Adding daratumumab to carfilzomib and dexamethasone improved progression-free survival in patients with relapsed/refractory multiple myeloma, according to topline findings from the phase III CANDOR study.
Ajai Chari, MD
Adding daratumumab (Darzalex) to carfilzomib (Kyprolis) and dexamethasone (DKd) improved progression-free survival (PFS) in patients with relapsed/refractory multiple myeloma, according to topline findings from the phase III CANDOR study.1
The topline findings showed that the DKd triplet reduced the risk of disease progression or death by 37% compared with carfilzomib and dexamethasone alone (Kd). The median PFS was not yet reached with DKd compared with 15.8 months with Kd alone (HR, 0.630; 95% CI, 0.464-0.854; P = .0014).
"While treatment advances have improved outcomes for patients with multiple myeloma, there remains a need for additional therapeutic options for patients who have relapsed," Ajai Chari, MD, associate professor of medicine, director of clinical research in the Multiple Myeloma Program and the associate director of clinical research, Mount Sinai Cancer Clinical Trials Office, said in a press release.2 "CANDOR confirms in a large phase III study the benefit for patients demonstrated in the earlier phase I study using the same combination."
The open-label phase III CANDOR trial (NCT03158688) randomized 466 patients with relapsed/refractory multiple myeloma treated with 1 to 3 prior therapies to either DKd or Kd.
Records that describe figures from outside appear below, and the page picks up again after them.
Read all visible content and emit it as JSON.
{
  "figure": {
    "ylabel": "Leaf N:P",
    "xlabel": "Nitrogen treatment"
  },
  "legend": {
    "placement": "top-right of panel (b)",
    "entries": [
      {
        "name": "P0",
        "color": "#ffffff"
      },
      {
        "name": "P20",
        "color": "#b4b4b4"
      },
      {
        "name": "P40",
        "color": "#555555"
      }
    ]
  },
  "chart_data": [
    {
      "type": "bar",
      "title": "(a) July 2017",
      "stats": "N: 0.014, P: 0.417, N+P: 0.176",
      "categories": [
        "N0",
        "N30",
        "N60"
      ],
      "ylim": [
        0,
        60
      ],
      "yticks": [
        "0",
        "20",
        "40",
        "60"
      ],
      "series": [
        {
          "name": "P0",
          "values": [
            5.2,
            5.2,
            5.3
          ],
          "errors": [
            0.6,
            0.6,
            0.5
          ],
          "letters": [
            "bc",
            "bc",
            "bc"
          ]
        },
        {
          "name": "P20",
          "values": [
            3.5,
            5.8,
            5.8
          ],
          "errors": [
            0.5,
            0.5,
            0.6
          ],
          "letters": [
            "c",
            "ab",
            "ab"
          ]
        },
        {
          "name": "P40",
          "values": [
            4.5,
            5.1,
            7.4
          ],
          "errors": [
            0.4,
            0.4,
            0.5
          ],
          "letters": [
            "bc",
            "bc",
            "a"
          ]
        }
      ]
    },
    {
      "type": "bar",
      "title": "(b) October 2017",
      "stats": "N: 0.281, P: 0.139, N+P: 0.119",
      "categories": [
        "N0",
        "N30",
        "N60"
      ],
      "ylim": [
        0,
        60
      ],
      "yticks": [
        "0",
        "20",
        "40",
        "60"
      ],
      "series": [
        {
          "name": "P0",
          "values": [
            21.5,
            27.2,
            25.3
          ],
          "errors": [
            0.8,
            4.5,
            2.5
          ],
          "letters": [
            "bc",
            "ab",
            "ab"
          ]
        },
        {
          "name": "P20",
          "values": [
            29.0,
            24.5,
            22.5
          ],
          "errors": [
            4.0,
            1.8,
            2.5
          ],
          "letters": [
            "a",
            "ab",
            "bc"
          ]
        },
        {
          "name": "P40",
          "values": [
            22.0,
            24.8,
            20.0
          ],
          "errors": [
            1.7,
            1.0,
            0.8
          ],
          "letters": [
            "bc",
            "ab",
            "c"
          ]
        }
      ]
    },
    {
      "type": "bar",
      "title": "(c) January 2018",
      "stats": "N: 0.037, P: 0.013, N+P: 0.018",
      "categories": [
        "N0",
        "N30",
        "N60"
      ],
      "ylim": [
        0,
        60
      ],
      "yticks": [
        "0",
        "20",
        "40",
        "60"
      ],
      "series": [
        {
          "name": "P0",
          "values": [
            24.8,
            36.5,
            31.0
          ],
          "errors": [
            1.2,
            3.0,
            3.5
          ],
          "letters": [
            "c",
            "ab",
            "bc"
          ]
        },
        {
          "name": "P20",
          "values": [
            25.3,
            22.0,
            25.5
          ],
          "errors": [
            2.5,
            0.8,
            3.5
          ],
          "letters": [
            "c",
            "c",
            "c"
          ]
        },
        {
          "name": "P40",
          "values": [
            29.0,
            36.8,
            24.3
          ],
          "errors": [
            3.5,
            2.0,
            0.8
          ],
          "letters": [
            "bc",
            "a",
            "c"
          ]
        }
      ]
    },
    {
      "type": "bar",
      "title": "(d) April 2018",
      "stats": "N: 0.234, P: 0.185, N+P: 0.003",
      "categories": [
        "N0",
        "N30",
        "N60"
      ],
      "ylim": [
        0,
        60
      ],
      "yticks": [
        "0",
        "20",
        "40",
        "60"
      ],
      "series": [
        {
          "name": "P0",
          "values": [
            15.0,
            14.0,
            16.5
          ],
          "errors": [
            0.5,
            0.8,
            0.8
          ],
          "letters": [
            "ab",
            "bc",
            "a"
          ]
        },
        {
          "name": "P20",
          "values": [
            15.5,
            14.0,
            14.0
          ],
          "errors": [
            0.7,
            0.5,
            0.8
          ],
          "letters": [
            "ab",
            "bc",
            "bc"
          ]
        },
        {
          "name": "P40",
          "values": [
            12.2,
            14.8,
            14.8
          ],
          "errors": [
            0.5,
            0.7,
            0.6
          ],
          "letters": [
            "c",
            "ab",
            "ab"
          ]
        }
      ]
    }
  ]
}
The primary endpoint was PFS. Genmab A/S, which develops daratumumab with Janssen, reported in a press release that no new safety signals emerged with the study drugs compared with historical data. Treatment-emergent adverse advents (TEAEs) occurring in at least 20% of patients in the DKd arm included thrombocytopenia, anemia, diarrhea, hypertension, upper respiratory tract infection, fatigue and dyspnea.
Genmab plans to discuss the CANDOR findings with regulatory authorities and present the data at an upcoming medical meeting.
"We are very pleased that daratumumab has shown efficacy in yet another combination regimen—in this case with carfilzomib, a newer member of the proteasome inhibitor class. We look forward to the potential for this combination to provide an additional regimen for patients diagnosed with relapsed multiple myeloma," Jan van de Winkel, PhD, chief executive officer of Genmab, said in a statement.
Data were previously reported from a phase Ib trial (NCT01998971) exploring the daratumumab triplet.3 The findings included 85 patients with relapsed/refractory multiple myeloma who had received 1 to 3 prior lines of therapy including bortezomib (Velcade) and an immunomodulatory drug. The median number of prior therapy lines was 2 (range, 1-4) and 60% of patients were refractory to lenalidomide.
The overall response rate was 84%, including 79% in lenalidomide-refractory patients. At the time of the data analysis, the median PFS had not been reached. The 12-month PFS rate was 74% across the overall population and 65% in patients refractory to lenalidomide.
The investigators considered the regimen to be well tolerated. Grade 3/4 TEAEs occurring most frequently included thrombocytopenia (31%), lymphopenia (24%), anemia (21%), and neutropenia (21%).